There is increasing evidence that many fungi are capable of denitrification and act as potentially significant sources of N2O as they appear to lack a nitrous oxide reductase (Shoun et al., 1992; Prendergast-Miller et al., 2011). These studies have focused on ascomycete and basidiomycete species. Glomeromycota form a distinct linage (Schüssler et al., 2001) and direct assessment of any role in denitrification has not been performed. However, our results suggest that this group does not denitrify perhaps explaining why AMF root colonization is often reduced under waterlogged conditions (e.g. Mendoza et al., 2005; Ipsilantis and Sylvia, 2007).

In order to further understand which factors contributed to N2O production, we performed a multiple regression. Our analysis revealed that microbial biomass C and N contents together with nirK abundance were the strongest predictors of N2O emissions for the tomato experiment, suggesting that the reduced N2O emissions were caused by AMF-induced changes in soil microbial biomass and community composition.

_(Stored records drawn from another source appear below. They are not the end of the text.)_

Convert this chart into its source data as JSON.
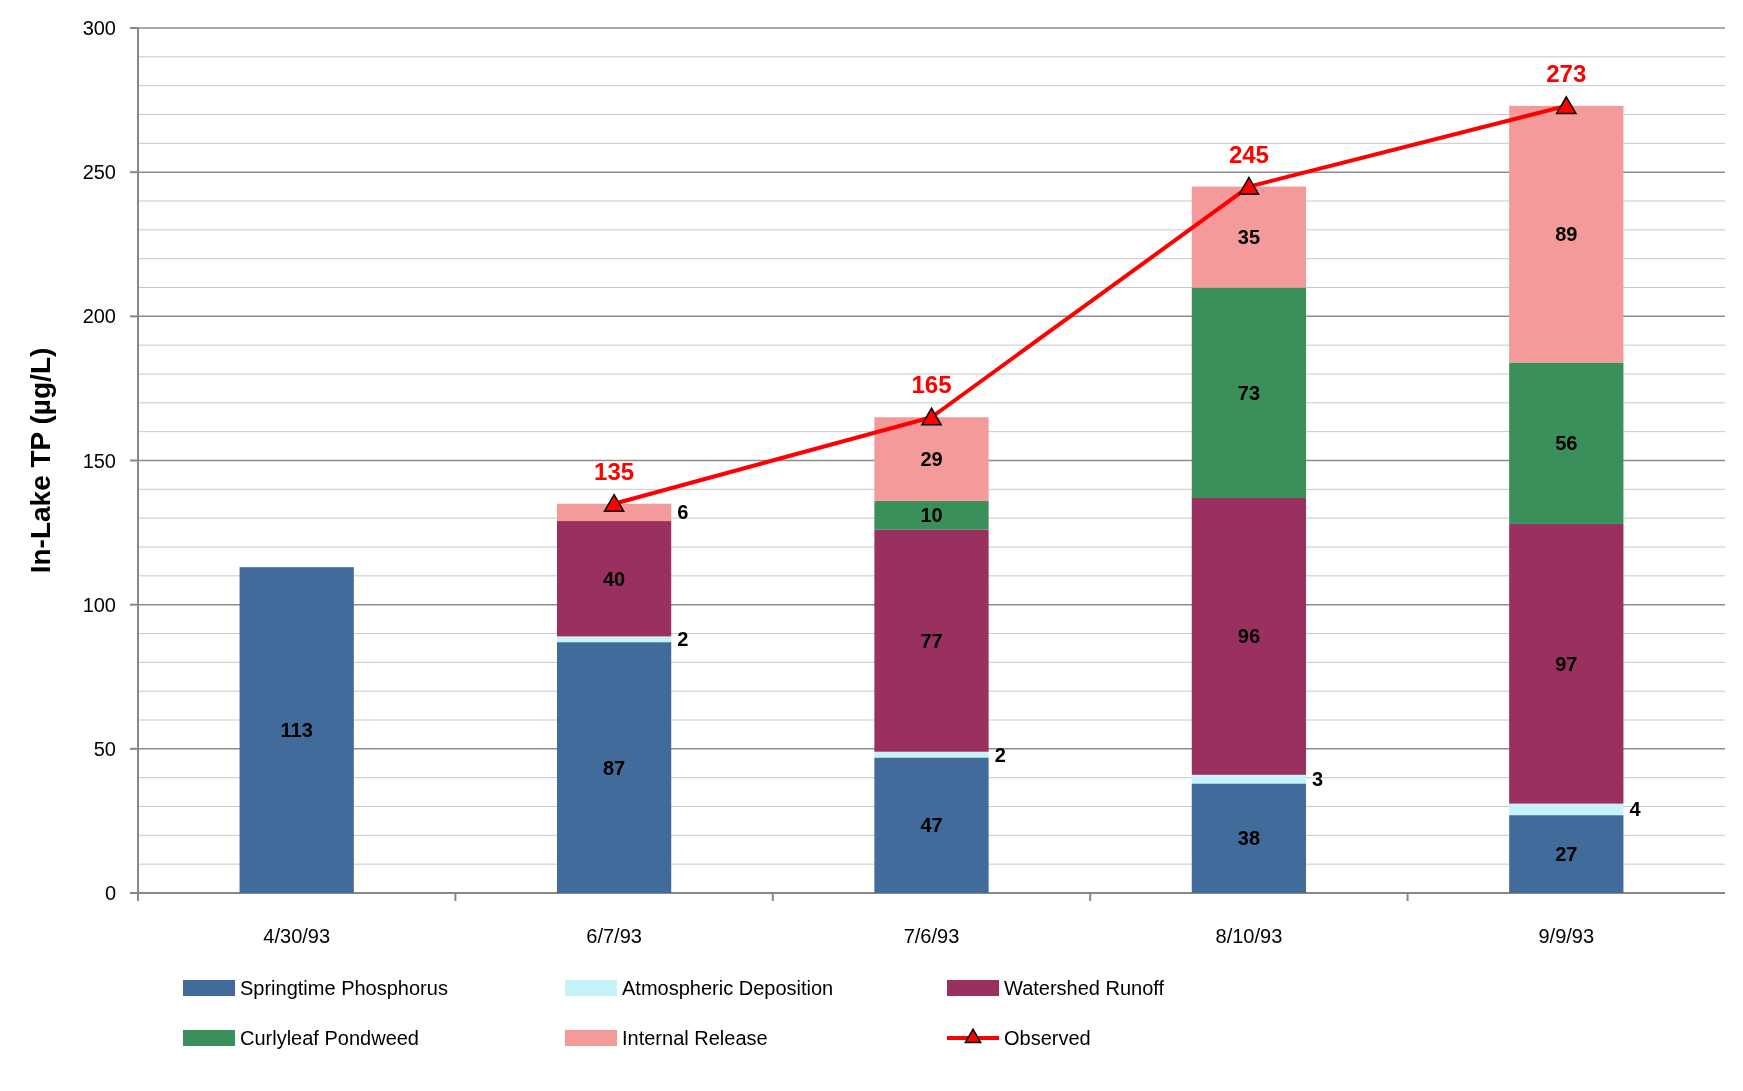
{
  "chart_data": {
    "type": "bar",
    "ylabel": "In-Lake TP (µg/L)",
    "categories": [
      "4/30/93",
      "6/7/93",
      "7/6/93",
      "8/10/93",
      "9/9/93"
    ],
    "stacked": true,
    "ylim": [
      0,
      300
    ],
    "yticks": [
      0,
      {
        "value": 10,
        "label": null
      },
      {
        "value": 20,
        "label": null
      },
      {
        "value": 30,
        "label": null
      },
      {
        "value": 40,
        "label": null
      },
      50,
      {
        "value": 60,
        "label": null
      },
      {
        "value": 70,
        "label": null
      },
      {
        "value": 80,
        "label": null
      },
      {
        "value": 90,
        "label": null
      },
      100,
      {
        "value": 110,
        "label": null
      },
      {
        "value": 120,
        "label": null
      },
      {
        "value": 130,
        "label": null
      },
      {
        "value": 140,
        "label": null
      },
      150,
      {
        "value": 160,
        "label": null
      },
      {
        "value": 170,
        "label": null
      },
      {
        "value": 180,
        "label": null
      },
      {
        "value": 190,
        "label": null
      },
      200,
      {
        "value": 210,
        "label": null
      },
      {
        "value": 220,
        "label": null
      },
      {
        "value": 230,
        "label": null
      },
      {
        "value": 240,
        "label": null
      },
      250,
      {
        "value": 260,
        "label": null
      },
      {
        "value": 270,
        "label": null
      },
      {
        "value": 280,
        "label": null
      },
      {
        "value": 290,
        "label": null
      },
      300
    ],
    "grid": "y",
    "legend": "bottom",
    "series": [
      {
        "name": "Springtime Phosphorus",
        "color": "#416b9b",
        "values": [
          113,
          87,
          47,
          38,
          27
        ],
        "value_labels": [
          "113",
          "87",
          "47",
          "38",
          "27"
        ]
      },
      {
        "name": "Atmospheric Deposition",
        "color": "#c5f3f8",
        "values": [
          null,
          2,
          2,
          3,
          4
        ],
        "value_labels": [
          null,
          "2",
          "2",
          "3",
          "4"
        ]
      },
      {
        "name": "Watershed Runoff",
        "color": "#9a3060",
        "values": [
          null,
          40,
          77,
          96,
          97
        ],
        "value_labels": [
          null,
          "40",
          "77",
          "96",
          "97"
        ]
      },
      {
        "name": "Curlyleaf Pondweed",
        "color": "#3a8f5a",
        "values": [
          null,
          0,
          10,
          73,
          56
        ],
        "value_labels": [
          null,
          null,
          "10",
          "73",
          "56"
        ]
      },
      {
        "name": "Internal Release",
        "color": "#f59a9a",
        "values": [
          null,
          6,
          29,
          35,
          89
        ],
        "value_labels": [
          null,
          "6",
          "29",
          "35",
          "89"
        ]
      },
      {
        "name": "Observed",
        "type": "line",
        "color": "#ff0000",
        "marker": "triangle",
        "values": [
          null,
          135,
          165,
          245,
          273
        ],
        "value_labels": [
          null,
          "135",
          "165",
          "245",
          "273"
        ]
      }
    ]
  }
}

In conclusion, the results presented here demonstrate that the AMF symbiosis can reduce N2O emissions from soil. Denitrification and related N2O emissions are governed by complex interactions of various entangled factors. Also, the effects exerted by the AMF symbiosis on ecosystem processes are the result of complex interactions between fungus and plant. Disentangling these interactions and showing a direct cause–effect relationship is a challenging task that warrants further investigations. We show a hitherto unknown involvement of the AMF symbiosis in the reduction of N2O emissions. Our results give a starting point for further investigations that should focus on the detailed mechanistic pathways by which the presence of AMF influences denitrifying communities and N2O emissions.

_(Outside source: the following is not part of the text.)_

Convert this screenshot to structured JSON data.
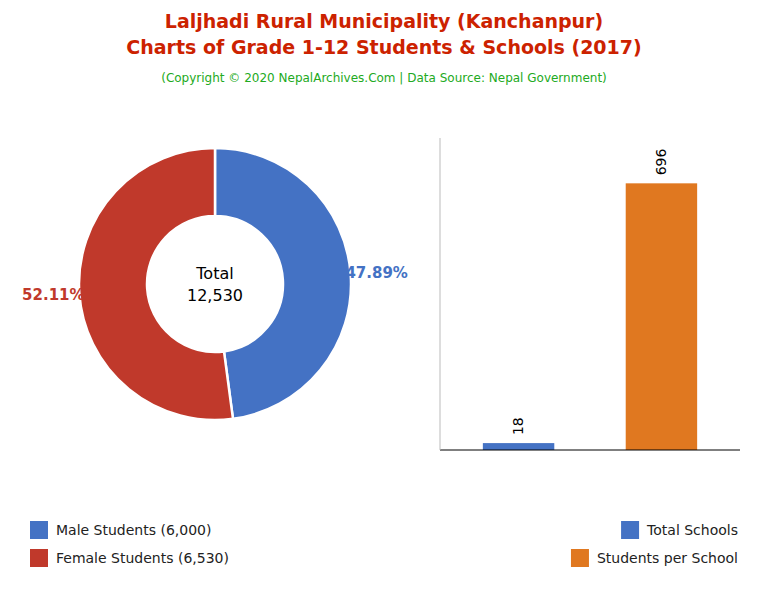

The abundance of AMF in soil depends on soil nutrient availability and declines with fertilization and intensive land use (Helgason et al., 1998; Egerton-Warburton and Allen, 2000; Oehl et al., 2004). The results obtained here suggest that a reduction of AMF abundance by intensive agricultural management and high fertilizer additions may initiate a cascade of below-ground interactions that further enhance N2O emission from soil with potential negative consequences for the ozone layer and the earth’s climate.